Economist Sam Wilkin wrote in Wealth Secrets of the 1% (Daily Mail):

...behind almost every great fortune, there lies what he calls a 'wealth secret'. This is a piece of knowledge or a technique that, while not exactly criminal, certainly skirts the customs of the time, and possibly the laws as well. All of them, he says, involve 'some sort of scheme for defeating the forces of market competition'. Many involve legal manoeuvrings or the exercising of political influence. Boldness and fearlessness are a given. Mild psychopathy probably helps, too.
The House of Representatives vote fulfills my assessment/reaction to Wilkin's statement.

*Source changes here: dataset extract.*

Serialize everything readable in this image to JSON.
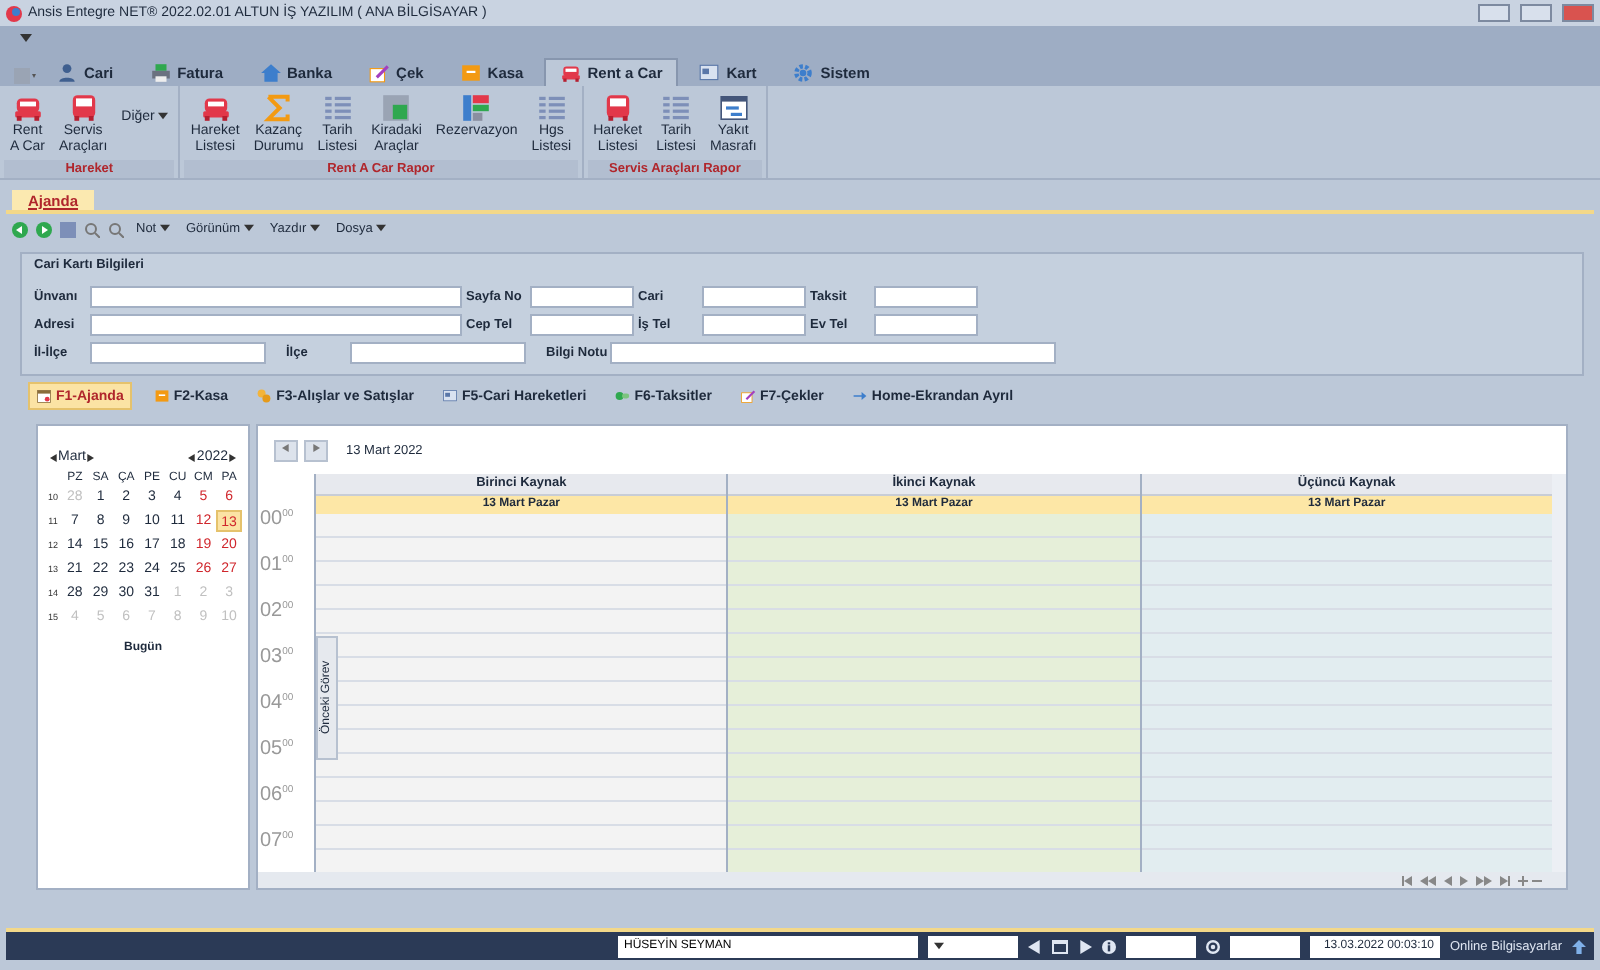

America's Red and Blue political teams cater to the .1%, which is largely represented by the PEU class.  Customs skirted, check.  Legal and financial manipulation (tax avoidance, management fees, dividend recaps), check.  Exercising of political influence on a bipartisan basis, check.  Boldness, fearlessness, psychopathy and the complete and total absence of guilt, check. 
Who's overpaying these undisclosed fees?  It could be your pension/retirement plan. 

One might expect a CPA to vote for fee disclosure which has legal accountability.  Not my representative, Congressman Mike Conaway.   His top donor list for this election cycle lists the Private Equity Growth Captial Council. 

PEU Report readers know I jokingly call their lobbying group PECKER (for Private Equity Capital Knowledge Executed Responsibly). 

The House of Representatives, especially my representative, listened to PECKER's memes and voted their wallets.   The Senate is up next.